@Sirrian @Nimhain
The suggest a troop was suspended because of legal questions, which Also implied that any other suggestions on anything else are on the same legal ground. any update on that?
I’d hate to see you have to cancel good ideas just because someone suggested you would be liable.
trust me i got you fam, have you seen the “rage quit the map” thread?
Ideas are not copyrightable, trademarkable, or patentable. Concrete representations of them (algorithms, terms) may be, and certainly that’s a factor when cribbing from community suggestions. Fan-submitted artwork, naming of troops, and the like is a murky legal area, and likely why the troop design contest had to be halted; but simply saying, “Wouldn’t it be great if idea xyz” doesn’t somehow place it on an untouchable pedestal and off-limits to the developers. Otherwise, no company ever would run any sort of official forum, and they’d have to run around with their fingers in their ears and their eyelids taped shut in order to avoid accidentally polluting themselves.
While that’s a nice post and it makes sense. But that’s not true. Law is complicated lol
im actually also very concerned about that and in doubt should i make detailed fearture requests or not. at a times my creativity is being suspended due to that.
-Holds a sign: will work for crescendo!-
I never said it wasn’t complicated. What I did say is that ideas are not intellectual property, which is most definitely true, and has been upheld by many court rulings. Without an accompanying invention (for patents) or work of art (for copyright), an idea is just an idea.
What could happen short of some binding signed legal document is, they would make the troop then someone could sue them over it being their idea first. Not saying it would hold up in court, but i’m sure they’d be worried about that happening in the first place.
Most of the time this is why companies pay the person giving the idea, plus having them still sign an agreement, so they can’t go back on their word.
That’s fair (though game rules are also not patentable; specific troop art would be subject to copyright, however). Forum suggestions don’t put an idea out of reach for the developers, though. Like I said, if that were true, the devs would not be able to host a forum at all. In fact, a large function of a forum is to collect feedback, including suggestions for improvement. If people are going to deliberately withhold idea sharing out of some fear that it’ll prevent the dev team from implementing it, that’s unfortunate.
Probably has something to do with us giving loose ideas, then they go and do the work. With the design-a-troop it’s basically like we did the work, they just have to put it in the game. So i’m not really sure legally speaking, what is the actual trigger.
Could have something to do with troops being something someone might actually pay for in the game. Unless someone signs a legal document, they should receive some of the money made for that troop.

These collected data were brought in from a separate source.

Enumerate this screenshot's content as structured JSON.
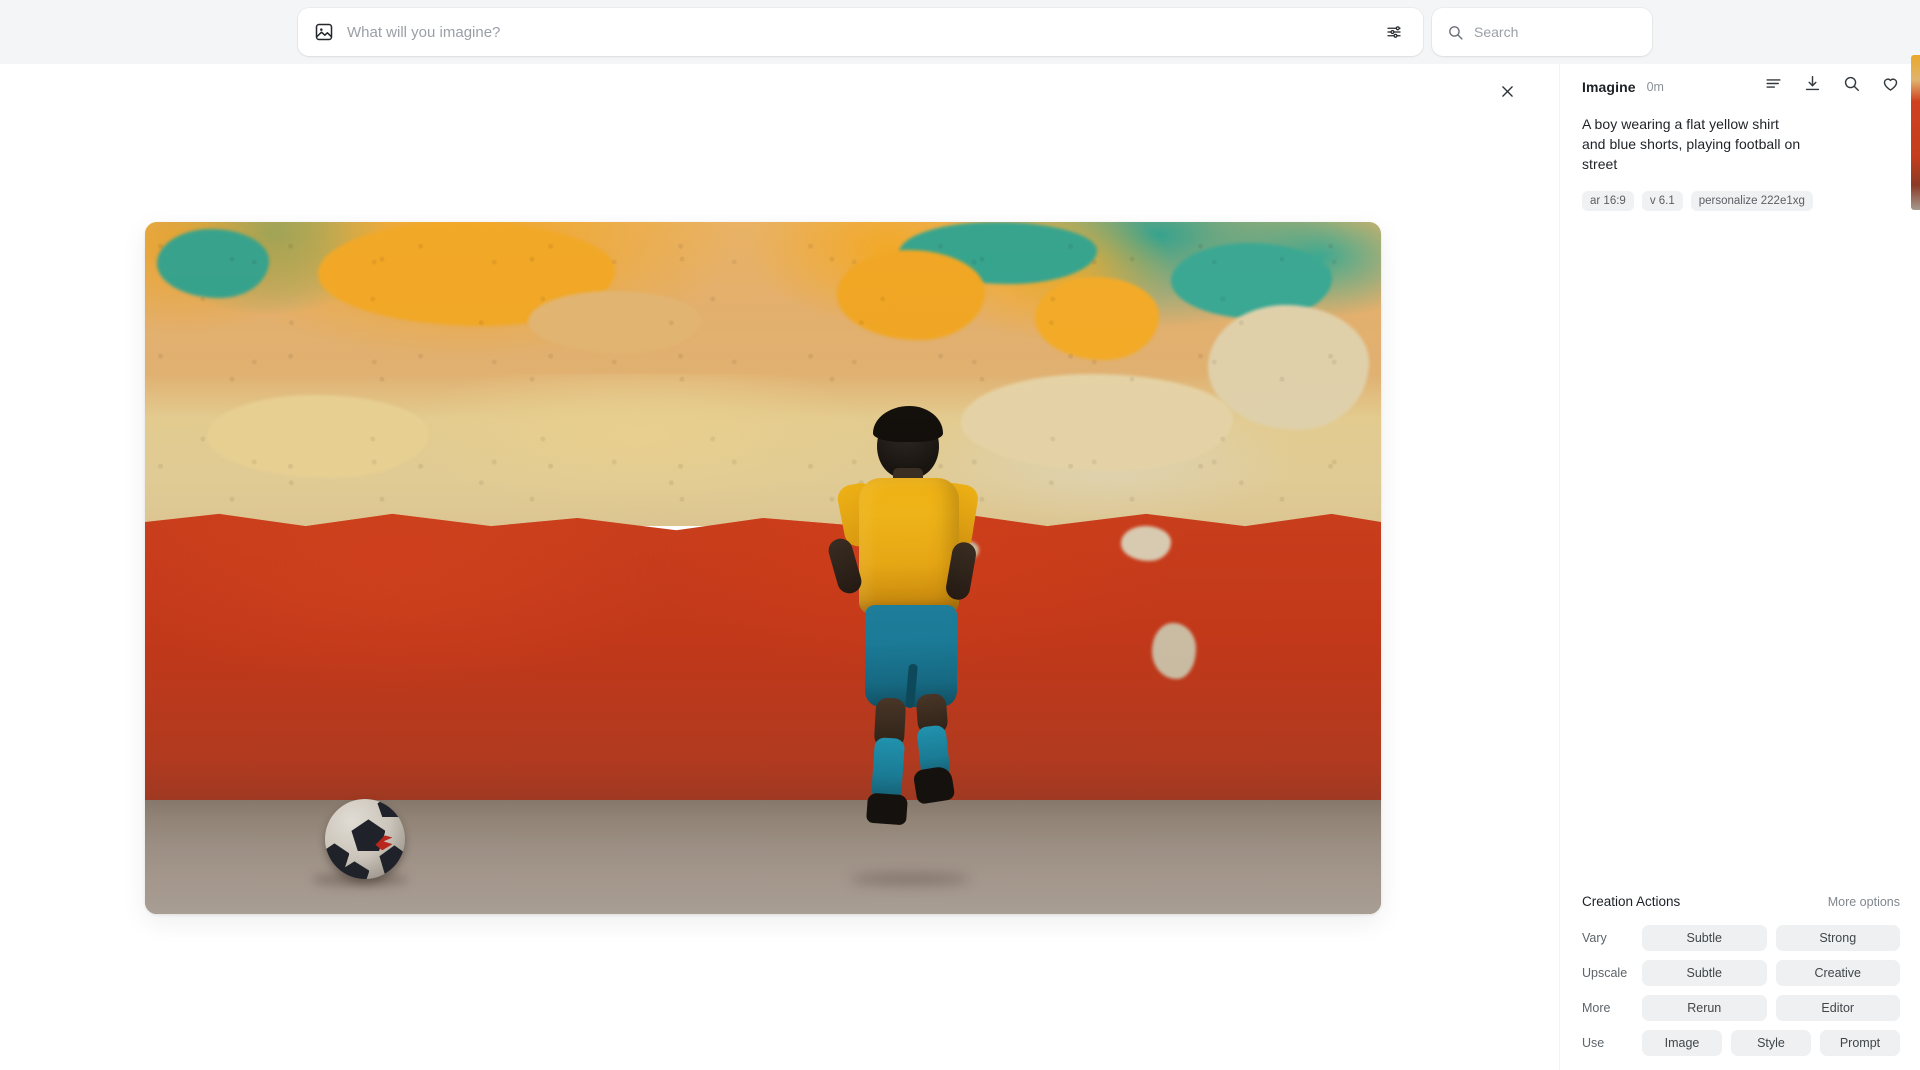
{
  "app": {
    "background_color": "#ffffff",
    "topbar_color": "#f4f5f6"
  },
  "topbar": {
    "prompt": {
      "icon": "image-icon",
      "value": "",
      "placeholder": "What will you imagine?",
      "settings_icon": "sliders-icon"
    },
    "search": {
      "icon": "search-icon",
      "value": "",
      "placeholder": "Search"
    }
  },
  "modal": {
    "close_icon": "close-icon"
  },
  "image_view": {
    "alt": "A boy in a yellow shirt and blue shorts running toward a football beside a weathered orange, cream and red painted wall on a street",
    "aspect_ratio": "16:9"
  },
  "panel": {
    "header": {
      "title": "Imagine",
      "age": "0m",
      "icons": [
        {
          "name": "list-lines-icon",
          "label": "Details"
        },
        {
          "name": "download-icon",
          "label": "Download"
        },
        {
          "name": "search-zoom-icon",
          "label": "Search"
        },
        {
          "name": "heart-icon",
          "label": "Favorite"
        }
      ]
    },
    "prompt_text": "A boy wearing a flat yellow shirt and blue shorts, playing football on street",
    "tags": [
      "ar 16:9",
      "v 6.1",
      "personalize 222e1xg"
    ],
    "creation_actions": {
      "title": "Creation Actions",
      "more_options": "More options",
      "rows": [
        {
          "label": "Vary",
          "buttons": [
            "Subtle",
            "Strong"
          ]
        },
        {
          "label": "Upscale",
          "buttons": [
            "Subtle",
            "Creative"
          ]
        },
        {
          "label": "More",
          "buttons": [
            "Rerun",
            "Editor"
          ]
        },
        {
          "label": "Use",
          "buttons": [
            "Image",
            "Style",
            "Prompt"
          ]
        }
      ]
    }
  }
}
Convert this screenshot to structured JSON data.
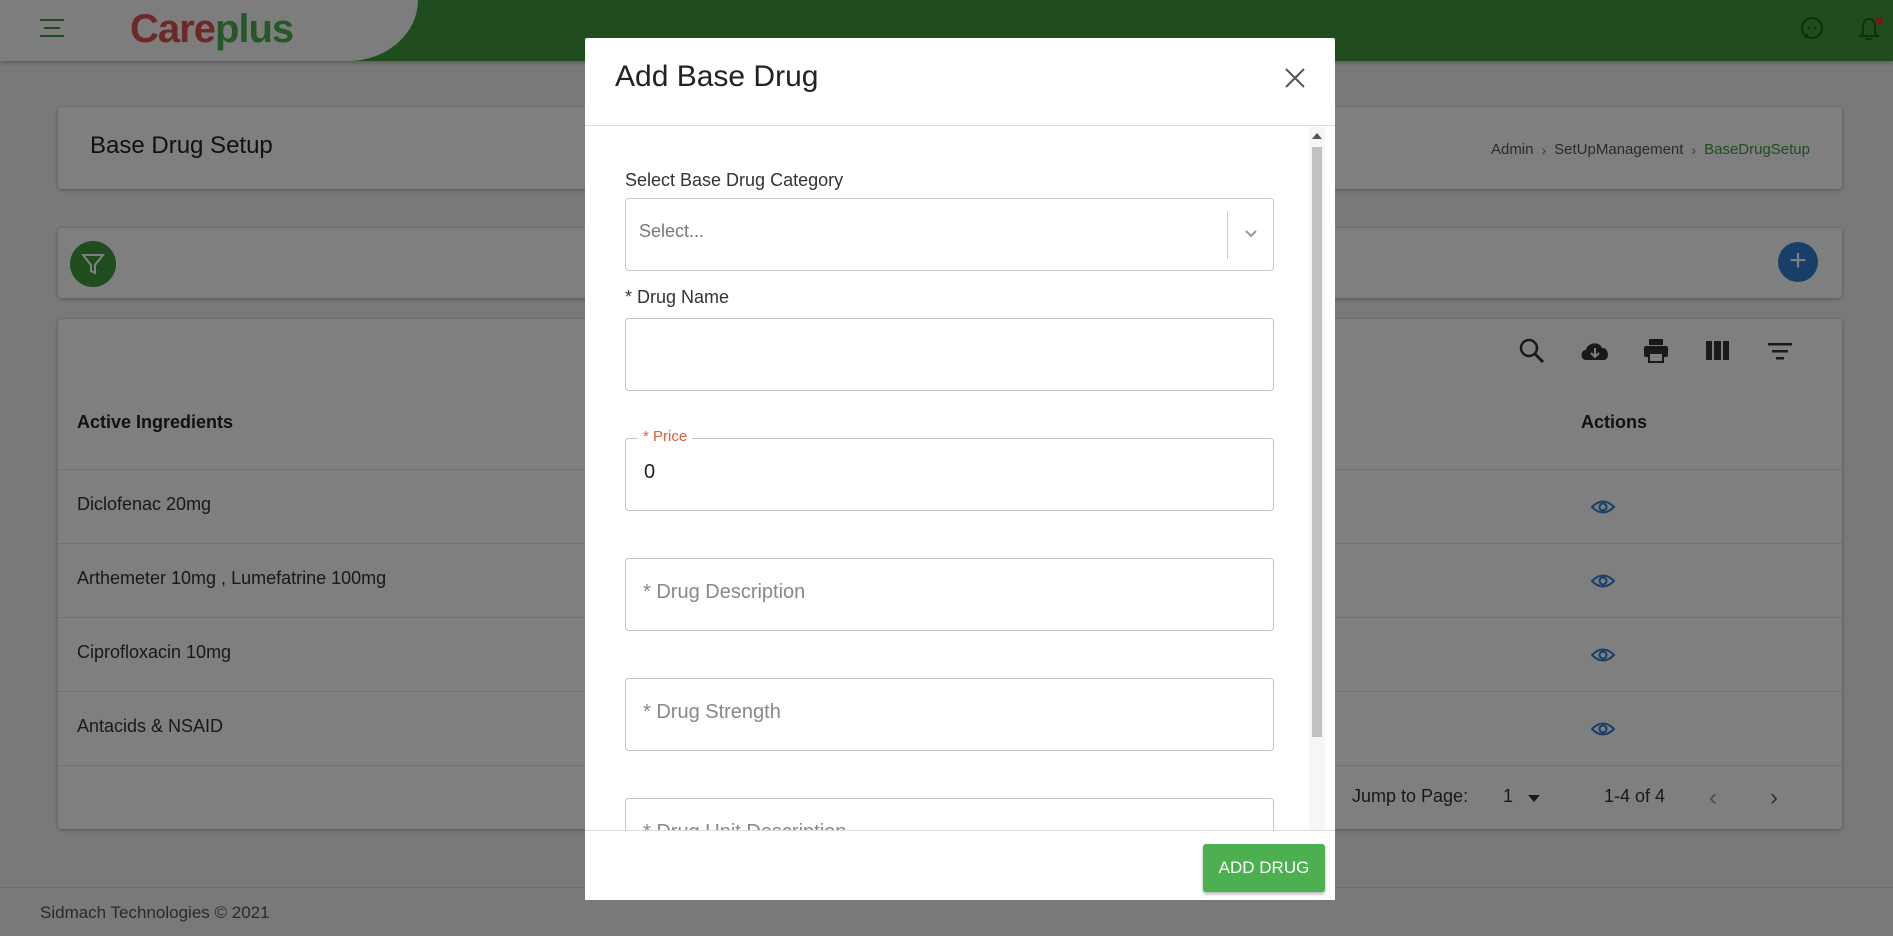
{
  "header": {
    "logo_part1": "Care",
    "logo_part2": "plus"
  },
  "page": {
    "title": "Base Drug Setup",
    "breadcrumb": [
      "Admin",
      "SetUpManagement",
      "BaseDrugSetup"
    ]
  },
  "table": {
    "columns": [
      "Active Ingredients",
      "Actions"
    ],
    "rows": [
      {
        "active_ingredients": "Diclofenac 20mg"
      },
      {
        "active_ingredients": "Arthemeter 10mg , Lumefatrine 100mg"
      },
      {
        "active_ingredients": "Ciprofloxacin 10mg"
      },
      {
        "active_ingredients": "Antacids & NSAID"
      }
    ],
    "jump_to_page_label": "Jump to Page:",
    "page_value": "1",
    "range_text": "1-4 of 4"
  },
  "footer": {
    "copyright": "Sidmach Technologies © 2021"
  },
  "modal": {
    "title": "Add Base Drug",
    "category_label": "Select Base Drug Category",
    "category_placeholder": "Select...",
    "drug_name_label": "* Drug Name",
    "drug_name_value": "",
    "price_label": "* Price",
    "price_value": "0",
    "drug_description_placeholder": "* Drug Description",
    "drug_strength_placeholder": "* Drug Strength",
    "drug_unit_description_placeholder": "* Drug Unit Description",
    "submit_label": "ADD DRUG"
  },
  "colors": {
    "brand_green": "#3e9a3c",
    "button_green": "#4caf50",
    "accent_blue": "#2f7fd1",
    "required_label": "#e25c3c"
  }
}
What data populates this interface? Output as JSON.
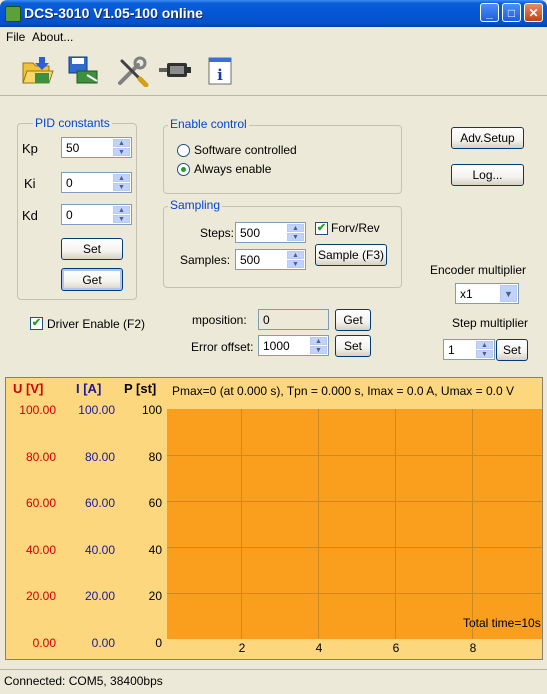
{
  "window": {
    "title": "DCS-3010 V1.05-100 online",
    "buttons": {
      "minimize": "_",
      "maximize": "□",
      "close": "✕"
    }
  },
  "menu": {
    "items": [
      "File",
      "About..."
    ]
  },
  "toolbar": {
    "icons": [
      "open-file-icon",
      "save-file-icon",
      "tools-icon",
      "connector-icon",
      "info-icon"
    ],
    "info_glyph": "i"
  },
  "pid": {
    "title": "PID constants",
    "kp_label": "Kp",
    "kp_value": "50",
    "ki_label": "Ki",
    "ki_value": "0",
    "kd_label": "Kd",
    "kd_value": "0",
    "set_label": "Set",
    "get_label": "Get"
  },
  "enable": {
    "title": "Enable control",
    "option_software": "Software controlled",
    "option_always": "Always enable",
    "selected": "Always enable"
  },
  "sampling": {
    "title": "Sampling",
    "steps_label": "Steps:",
    "steps_value": "500",
    "samples_label": "Samples:",
    "samples_value": "500",
    "forv_rev_label": "Forv/Rev",
    "forv_rev_checked": true,
    "sample_button": "Sample (F3)"
  },
  "right": {
    "adv_setup": "Adv.Setup",
    "log": "Log...",
    "encoder_label": "Encoder multiplier",
    "encoder_value": "x1",
    "step_label": "Step multiplier",
    "step_value": "1",
    "step_set": "Set"
  },
  "driver": {
    "label": "Driver Enable (F2)",
    "checked": true
  },
  "position": {
    "mposition_label": "mposition:",
    "mposition_value": "0",
    "mposition_get": "Get",
    "error_offset_label": "Error offset:",
    "error_offset_value": "1000",
    "error_offset_set": "Set"
  },
  "chart": {
    "u_head": "U [V]",
    "i_head": "I [A]",
    "p_head": "P [st]",
    "info": "Pmax=0 (at  0.000 s), Tpn = 0.000  s, Imax =  0.0 A, Umax = 0.0  V",
    "u_ticks": [
      "100.00",
      "80.00",
      "60.00",
      "40.00",
      "20.00",
      "0.00"
    ],
    "i_ticks": [
      "100.00",
      "80.00",
      "60.00",
      "40.00",
      "20.00",
      "0.00"
    ],
    "p_ticks": [
      "100",
      "80",
      "60",
      "40",
      "20",
      "0"
    ],
    "x_ticks": [
      "2",
      "4",
      "6",
      "8"
    ],
    "total_time": "Total time=10s",
    "colors": {
      "u": "#d20000",
      "i": "#1a1a9a",
      "p": "#000000",
      "plot_bg": "#f99f1d",
      "panel_bg": "#fcd77e"
    }
  },
  "status": {
    "text": "Connected: COM5, 38400bps"
  }
}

my problem is when i give a feature request i like to make it so detailed that it counts to ‘i do the work’ rather? so im worried :S
It might be so. In any event, I just realized I am talking only about US IP law. I have no idea what it’s like in other countries, and for a multinational forum and a game with multiregional support, the answer is probably less clear than I stated it to be. Regardless, as @killerman3333 indicated earlier, the devs occasionally do lift feature requests and troop ideas directly from the forums.
Yeah, but they never actually claim themselves that they took that person’s idea. It just shows up in the game and if they were ever questioned about it, they could just claim they were already working on it long before that person said it. The design-a-troop idea came straight from the devs. At that point they can’t deny that it wasn’t their idea.
As convoluted as the law may be there must be a short disclaimer to cover it.
Just like the delay for the last console update when privacy issues arose… Battlefield 1 has a simple pop up when you first play, letting you know that others can see your progress and activity etc, press A to agree blah blah.
It’s almost certainly one of those areas where there’s probably never going to be a problem, but one litigious jerk would make it a disaster. Even if the devs end up 100% in the right, the process of getting there would be a mess.
My not-even-vaguely-close-to-being-a-lawyer thought is that some type of explicit waiver of ownership would be needed up front…which would still involve lawyers to draft it. Whee?